For the allmydata.com case, we'll probably wind up doing a simple recursive
walk of each customer's root dirnode. But if you're keeping track of URIs
outside of directory nodes, then you'll need some way to get those URIs into
the set of "things that should be kept alive". You'll probably just be able
to take the list of all the values in your table to implement this.

> Also, for MDMF - would this allow a client locally diff the changes  
> made, so that only that segment could be pushed to the DFS instead of  
> entire file reuploaded? Was curious about the situations where you  
> have large segments. Or would LDMF support that?

One of the goals for the MDMF milestone is exactly that. A one-byte change
(replacement) to a mutable file should not require the node to push more than
one segment (say 128KiB) into the grid (plus an updated hash chain). Making
an N byte change to a file of size M should result in roughly N bytes being
uploaded rather than all M.

We allow large segments (>128KiB) for mutable files right now to allow large
(up to 3.5MB) mutable files. The "we haven't implemented everything that
we've designed" limitation of our SDMF code is that we don't yet support
multiple segments: there is code that needs to loop over each segment and
hash/send each one separately, and I just haven't written that code yet. As a
result, we can only handle a single segment, so the only way to get >128KiB
mutable files (and therefore >~397 child dirnodes) is to allow the segment
size to grow. The next SDMF development milestone is to implement that code
and allow multiple segments.

One of the two LDMF goals is to allow that one-byte change to be an insert or
a delete, rather than just a replace. This is well beyond what POSIX or (to
my limited knowledge) any other traditional disk-based filesystem offers.
Clearly this will require something more than the FUSE API to benefit from.

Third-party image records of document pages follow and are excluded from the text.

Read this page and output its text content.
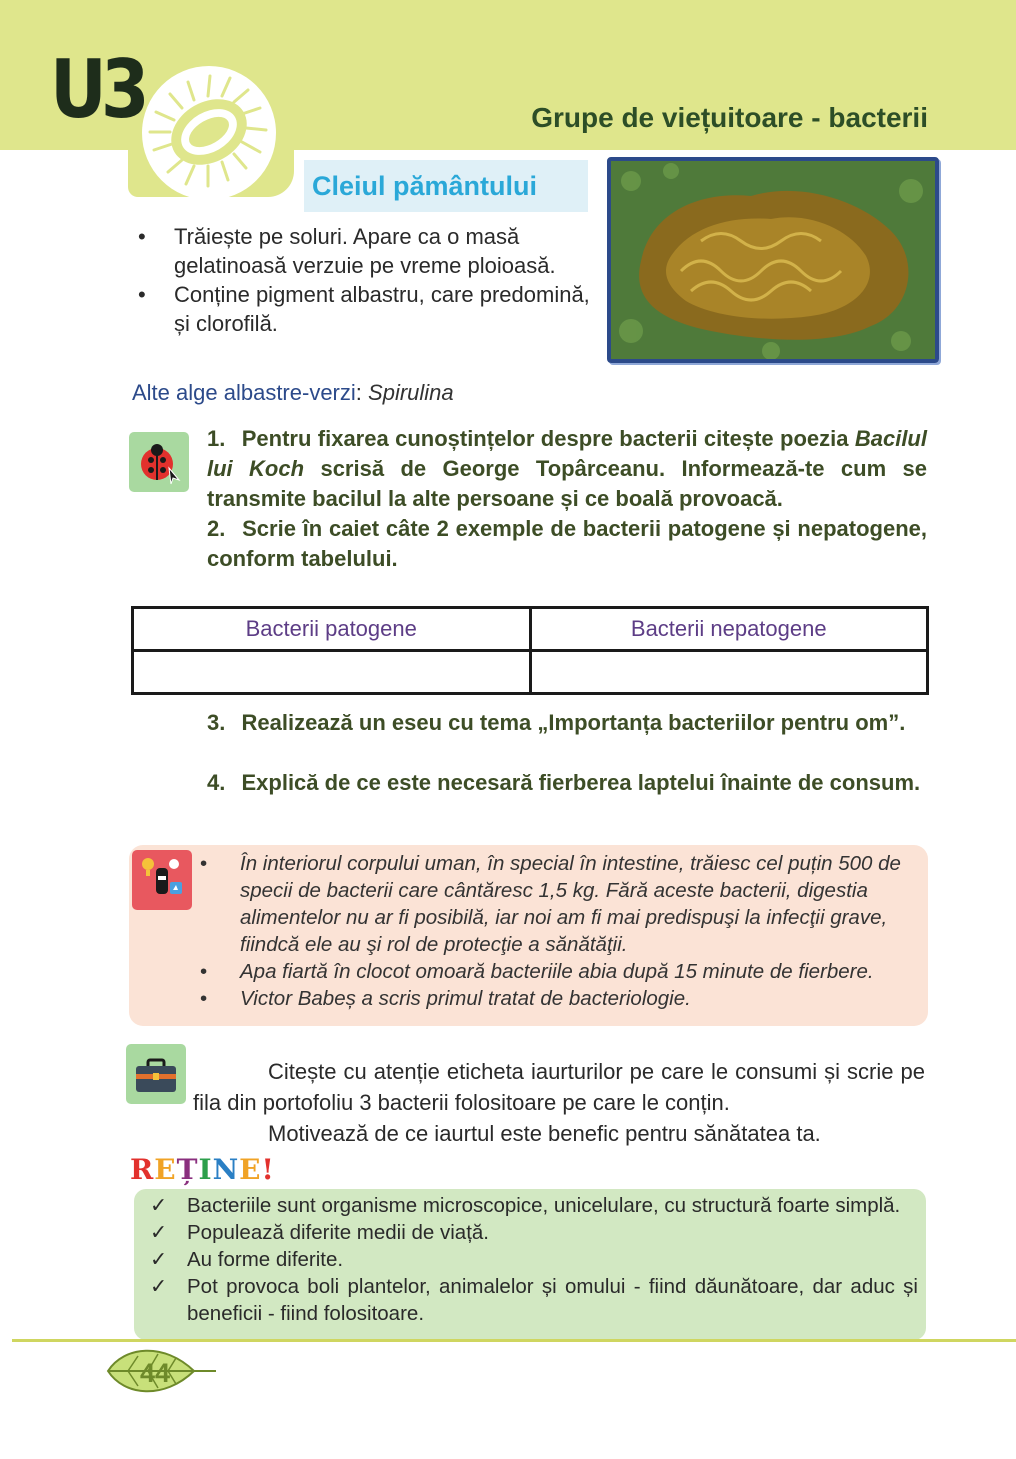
U3	Grupe de viețuitoare - bacterii
Cleiul pământului
• Trăiește pe soluri. Apare ca o masă gelatinoasă verzuie pe vreme ploioasă.
• Conține pigment albastru, care predomină, și clorofilă.
Alte alge albastre-verzi: Spirulina
1. Pentru fixarea cunoștințelor despre bacterii citește poezia Bacilul lui Koch scrisă de George Topârceanu. Informează-te cum se transmite bacilul la alte persoane și ce boală provoacă.
2. Scrie în caiet câte 2 exemple de bacterii patogene și nepatogene, conform tabelului.
Bacterii patogene	Bacterii nepatogene

3. Realizează un eseu cu tema „Importanța bacteriilor pentru om”.
4. Explică de ce este necesară fierberea laptelui înainte de consum.
• În interiorul corpului uman, în special în intestine, trăiesc cel puțin 500 de specii de bacterii care cântăresc 1,5 kg. Fără aceste bacterii, digestia alimentelor nu ar fi posibilă, iar noi am fi mai predispuşi la infecţii grave, fiindcă ele au şi rol de protecţie a sănătăţii.
• Apa fiartă în clocot omoară bacteriile abia după 15 minute de fierbere.
• Victor Babeș a scris primul tratat de bacteriologie.
Citește cu atenție eticheta iaurturilor pe care le consumi și scrie pe fila din portofoliu 3 bacterii folositoare pe care le conțin.
Motivează de ce iaurtul este benefic pentru sănătatea ta.
REȚINE!
✓ Bacteriile sunt organisme microscopice, unicelulare, cu structură foarte simplă.
✓ Populează diferite medii de viață.
✓ Au forme diferite.
✓ Pot provoca boli plantelor, animalelor și omului - fiind dăunătoare, dar aduc și beneficii - fiind folositoare.
44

In the long run (once we remove this one-segment SDMF limitation), we really
want to keep the segment size low (128KiB or 1MiB), both because it keeps the
memory footprint low, and because it improves the "alacrity": basically the
amount of extra data that you need to hash or verify in order to get a single
byte of plaintext. The reason for not making the segment size very low (1KiB)
is the overhead, which is on the order of 128 bytes per segment.